Danny Vaughn

Personal information
- Date of birth: August 7, 1956 (age 69)
- Place of birth: Tacoma, Washington, United States
- Positions: Forward; defender;

Senior career*
- Years: Team / Apps / (Gls)
- 1978–1979: Detroit Express / 24 / (4)
- 1979–1980: Detroit Express (indoor) / 3 / (1)
- 1980: Memphis Rogues / 18 / (1)
- 1981: Calgary Boomers / 31 / (0)
- 1981–1982: Jacksonville Tea Men (indoor)
- 1982: Jacksonville Tea Men / 21 / (1)

= Danny Vaughn (soccer) =

American soccer player (born 1956)

Danny Vaughn (born August 7, 1956) is an American former professional soccer player who played in the North American Soccer League.

== Career ==
In 1978, Vaughn signed with the Detroit Express of the North American Soccer League.

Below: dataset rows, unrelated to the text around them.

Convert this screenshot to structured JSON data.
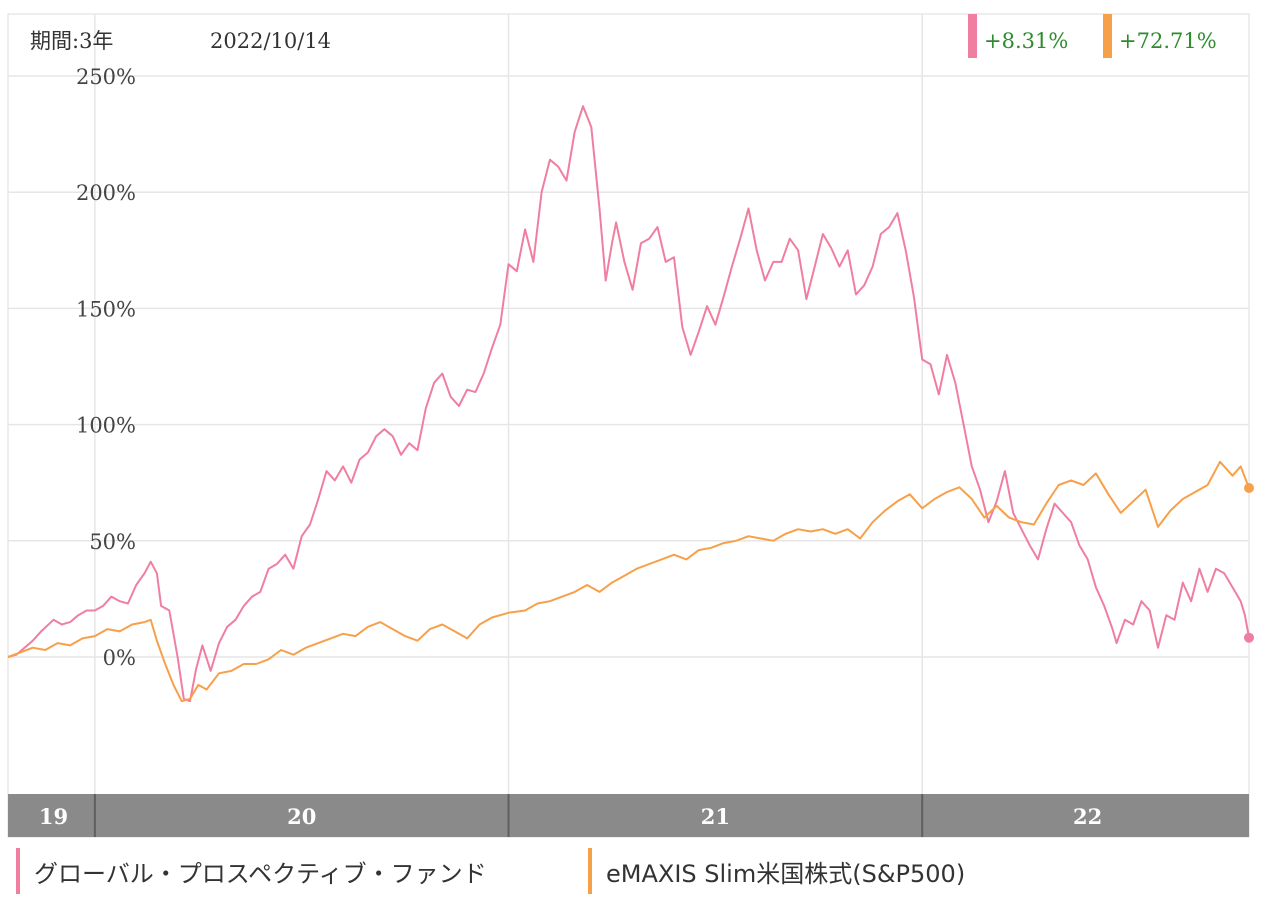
{
  "header": {
    "period_label": "期間:3年",
    "date_label": "2022/10/14"
  },
  "colors": {
    "fund": "#f07ea0",
    "sp500": "#f7a04a",
    "grid": "#e6e6e6",
    "return_text": "#2e8b2e",
    "axis_band": "#8a8a8a",
    "axis_text": "#ffffff"
  },
  "chart_data": {
    "type": "line",
    "title": "",
    "xlabel": "",
    "ylabel": "",
    "ylim": [
      -60,
      270
    ],
    "yticks": [
      0,
      50,
      100,
      150,
      200,
      250
    ],
    "ytick_labels": [
      "0%",
      "50%",
      "100%",
      "150%",
      "200%",
      "250%"
    ],
    "xlim": [
      2019.79,
      2022.79
    ],
    "year_boundaries": [
      2020.0,
      2021.0,
      2022.0
    ],
    "x_axis_labels": [
      {
        "label": "19",
        "x": 2019.9
      },
      {
        "label": "20",
        "x": 2020.5
      },
      {
        "label": "21",
        "x": 2021.5
      },
      {
        "label": "22",
        "x": 2022.4
      }
    ],
    "legend_placement": "bottom",
    "grid": true,
    "series": [
      {
        "name": "グローバル・プロスペクティブ・ファンド",
        "color": "#f07ea0",
        "final_return": "+8.31%",
        "points": [
          [
            2019.79,
            0
          ],
          [
            2019.81,
            1
          ],
          [
            2019.83,
            4
          ],
          [
            2019.85,
            7
          ],
          [
            2019.87,
            11
          ],
          [
            2019.9,
            16
          ],
          [
            2019.92,
            14
          ],
          [
            2019.94,
            15
          ],
          [
            2019.96,
            18
          ],
          [
            2019.98,
            20
          ],
          [
            2020.0,
            20
          ],
          [
            2020.02,
            22
          ],
          [
            2020.04,
            26
          ],
          [
            2020.06,
            24
          ],
          [
            2020.08,
            23
          ],
          [
            2020.1,
            31
          ],
          [
            2020.12,
            36
          ],
          [
            2020.135,
            41
          ],
          [
            2020.15,
            36
          ],
          [
            2020.16,
            22
          ],
          [
            2020.18,
            20
          ],
          [
            2020.2,
            0
          ],
          [
            2020.215,
            -18
          ],
          [
            2020.23,
            -19
          ],
          [
            2020.245,
            -5
          ],
          [
            2020.26,
            5
          ],
          [
            2020.28,
            -6
          ],
          [
            2020.3,
            6
          ],
          [
            2020.32,
            13
          ],
          [
            2020.34,
            16
          ],
          [
            2020.36,
            22
          ],
          [
            2020.38,
            26
          ],
          [
            2020.4,
            28
          ],
          [
            2020.42,
            38
          ],
          [
            2020.44,
            40
          ],
          [
            2020.46,
            44
          ],
          [
            2020.48,
            38
          ],
          [
            2020.5,
            52
          ],
          [
            2020.52,
            57
          ],
          [
            2020.54,
            68
          ],
          [
            2020.56,
            80
          ],
          [
            2020.58,
            76
          ],
          [
            2020.6,
            82
          ],
          [
            2020.62,
            75
          ],
          [
            2020.64,
            85
          ],
          [
            2020.66,
            88
          ],
          [
            2020.68,
            95
          ],
          [
            2020.7,
            98
          ],
          [
            2020.72,
            95
          ],
          [
            2020.74,
            87
          ],
          [
            2020.76,
            92
          ],
          [
            2020.78,
            89
          ],
          [
            2020.8,
            107
          ],
          [
            2020.82,
            118
          ],
          [
            2020.84,
            122
          ],
          [
            2020.86,
            112
          ],
          [
            2020.88,
            108
          ],
          [
            2020.9,
            115
          ],
          [
            2020.92,
            114
          ],
          [
            2020.94,
            122
          ],
          [
            2020.96,
            133
          ],
          [
            2020.98,
            143
          ],
          [
            2021.0,
            169
          ],
          [
            2021.02,
            166
          ],
          [
            2021.04,
            184
          ],
          [
            2021.06,
            170
          ],
          [
            2021.08,
            200
          ],
          [
            2021.1,
            214
          ],
          [
            2021.12,
            211
          ],
          [
            2021.14,
            205
          ],
          [
            2021.16,
            226
          ],
          [
            2021.18,
            237
          ],
          [
            2021.2,
            228
          ],
          [
            2021.22,
            193
          ],
          [
            2021.235,
            162
          ],
          [
            2021.25,
            178
          ],
          [
            2021.26,
            187
          ],
          [
            2021.28,
            170
          ],
          [
            2021.3,
            158
          ],
          [
            2021.32,
            178
          ],
          [
            2021.34,
            180
          ],
          [
            2021.36,
            185
          ],
          [
            2021.38,
            170
          ],
          [
            2021.4,
            172
          ],
          [
            2021.42,
            142
          ],
          [
            2021.44,
            130
          ],
          [
            2021.46,
            140
          ],
          [
            2021.48,
            151
          ],
          [
            2021.5,
            143
          ],
          [
            2021.52,
            155
          ],
          [
            2021.54,
            168
          ],
          [
            2021.56,
            180
          ],
          [
            2021.58,
            193
          ],
          [
            2021.6,
            175
          ],
          [
            2021.62,
            162
          ],
          [
            2021.64,
            170
          ],
          [
            2021.66,
            170
          ],
          [
            2021.68,
            180
          ],
          [
            2021.7,
            175
          ],
          [
            2021.72,
            154
          ],
          [
            2021.74,
            168
          ],
          [
            2021.76,
            182
          ],
          [
            2021.78,
            176
          ],
          [
            2021.8,
            168
          ],
          [
            2021.82,
            175
          ],
          [
            2021.84,
            156
          ],
          [
            2021.86,
            160
          ],
          [
            2021.88,
            168
          ],
          [
            2021.9,
            182
          ],
          [
            2021.92,
            185
          ],
          [
            2021.94,
            191
          ],
          [
            2021.96,
            175
          ],
          [
            2021.98,
            155
          ],
          [
            2022.0,
            128
          ],
          [
            2022.02,
            126
          ],
          [
            2022.04,
            113
          ],
          [
            2022.06,
            130
          ],
          [
            2022.08,
            118
          ],
          [
            2022.1,
            100
          ],
          [
            2022.12,
            82
          ],
          [
            2022.14,
            72
          ],
          [
            2022.16,
            58
          ],
          [
            2022.18,
            67
          ],
          [
            2022.2,
            80
          ],
          [
            2022.22,
            62
          ],
          [
            2022.24,
            55
          ],
          [
            2022.26,
            48
          ],
          [
            2022.28,
            42
          ],
          [
            2022.3,
            55
          ],
          [
            2022.32,
            66
          ],
          [
            2022.34,
            62
          ],
          [
            2022.36,
            58
          ],
          [
            2022.38,
            48
          ],
          [
            2022.4,
            42
          ],
          [
            2022.42,
            30
          ],
          [
            2022.44,
            22
          ],
          [
            2022.46,
            12
          ],
          [
            2022.47,
            6
          ],
          [
            2022.49,
            16
          ],
          [
            2022.51,
            14
          ],
          [
            2022.53,
            24
          ],
          [
            2022.55,
            20
          ],
          [
            2022.57,
            4
          ],
          [
            2022.59,
            18
          ],
          [
            2022.61,
            16
          ],
          [
            2022.63,
            32
          ],
          [
            2022.65,
            24
          ],
          [
            2022.67,
            38
          ],
          [
            2022.69,
            28
          ],
          [
            2022.71,
            38
          ],
          [
            2022.73,
            36
          ],
          [
            2022.75,
            30
          ],
          [
            2022.77,
            24
          ],
          [
            2022.78,
            18
          ],
          [
            2022.79,
            8.31
          ]
        ]
      },
      {
        "name": "eMAXIS Slim米国株式(S&P500)",
        "color": "#f7a04a",
        "final_return": "+72.71%",
        "points": [
          [
            2019.79,
            0
          ],
          [
            2019.82,
            2
          ],
          [
            2019.85,
            4
          ],
          [
            2019.88,
            3
          ],
          [
            2019.91,
            6
          ],
          [
            2019.94,
            5
          ],
          [
            2019.97,
            8
          ],
          [
            2020.0,
            9
          ],
          [
            2020.03,
            12
          ],
          [
            2020.06,
            11
          ],
          [
            2020.09,
            14
          ],
          [
            2020.12,
            15
          ],
          [
            2020.135,
            16
          ],
          [
            2020.15,
            7
          ],
          [
            2020.17,
            -3
          ],
          [
            2020.19,
            -12
          ],
          [
            2020.21,
            -19
          ],
          [
            2020.23,
            -18
          ],
          [
            2020.25,
            -12
          ],
          [
            2020.27,
            -14
          ],
          [
            2020.3,
            -7
          ],
          [
            2020.33,
            -6
          ],
          [
            2020.36,
            -3
          ],
          [
            2020.39,
            -3
          ],
          [
            2020.42,
            -1
          ],
          [
            2020.45,
            3
          ],
          [
            2020.48,
            1
          ],
          [
            2020.51,
            4
          ],
          [
            2020.54,
            6
          ],
          [
            2020.57,
            8
          ],
          [
            2020.6,
            10
          ],
          [
            2020.63,
            9
          ],
          [
            2020.66,
            13
          ],
          [
            2020.69,
            15
          ],
          [
            2020.72,
            12
          ],
          [
            2020.75,
            9
          ],
          [
            2020.78,
            7
          ],
          [
            2020.81,
            12
          ],
          [
            2020.84,
            14
          ],
          [
            2020.87,
            11
          ],
          [
            2020.9,
            8
          ],
          [
            2020.93,
            14
          ],
          [
            2020.96,
            17
          ],
          [
            2021.0,
            19
          ],
          [
            2021.04,
            20
          ],
          [
            2021.07,
            23
          ],
          [
            2021.1,
            24
          ],
          [
            2021.13,
            26
          ],
          [
            2021.16,
            28
          ],
          [
            2021.19,
            31
          ],
          [
            2021.22,
            28
          ],
          [
            2021.25,
            32
          ],
          [
            2021.28,
            35
          ],
          [
            2021.31,
            38
          ],
          [
            2021.34,
            40
          ],
          [
            2021.37,
            42
          ],
          [
            2021.4,
            44
          ],
          [
            2021.43,
            42
          ],
          [
            2021.46,
            46
          ],
          [
            2021.49,
            47
          ],
          [
            2021.52,
            49
          ],
          [
            2021.55,
            50
          ],
          [
            2021.58,
            52
          ],
          [
            2021.61,
            51
          ],
          [
            2021.64,
            50
          ],
          [
            2021.67,
            53
          ],
          [
            2021.7,
            55
          ],
          [
            2021.73,
            54
          ],
          [
            2021.76,
            55
          ],
          [
            2021.79,
            53
          ],
          [
            2021.82,
            55
          ],
          [
            2021.85,
            51
          ],
          [
            2021.88,
            58
          ],
          [
            2021.91,
            63
          ],
          [
            2021.94,
            67
          ],
          [
            2021.97,
            70
          ],
          [
            2022.0,
            64
          ],
          [
            2022.03,
            68
          ],
          [
            2022.06,
            71
          ],
          [
            2022.09,
            73
          ],
          [
            2022.12,
            68
          ],
          [
            2022.15,
            60
          ],
          [
            2022.18,
            65
          ],
          [
            2022.21,
            60
          ],
          [
            2022.24,
            58
          ],
          [
            2022.27,
            57
          ],
          [
            2022.3,
            66
          ],
          [
            2022.33,
            74
          ],
          [
            2022.36,
            76
          ],
          [
            2022.39,
            74
          ],
          [
            2022.42,
            79
          ],
          [
            2022.45,
            70
          ],
          [
            2022.48,
            62
          ],
          [
            2022.51,
            67
          ],
          [
            2022.54,
            72
          ],
          [
            2022.57,
            56
          ],
          [
            2022.6,
            63
          ],
          [
            2022.63,
            68
          ],
          [
            2022.66,
            71
          ],
          [
            2022.69,
            74
          ],
          [
            2022.72,
            84
          ],
          [
            2022.75,
            78
          ],
          [
            2022.77,
            82
          ],
          [
            2022.79,
            72.71
          ]
        ]
      }
    ]
  }
}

He remained with the Express through the 1979-1980 indoor season before moving to the Memphis Rogues for the 1980 outdoor season. In 1981, the team came under new ownership which moved it to Calgary, Alberta, Canada and renamed it the Boomers. In the fall of 1981, Vaughn signed as a free agent with the Jacksonville Tea Men.

He is a member of the Tacoma-Pierce County Sports Hall of Fame.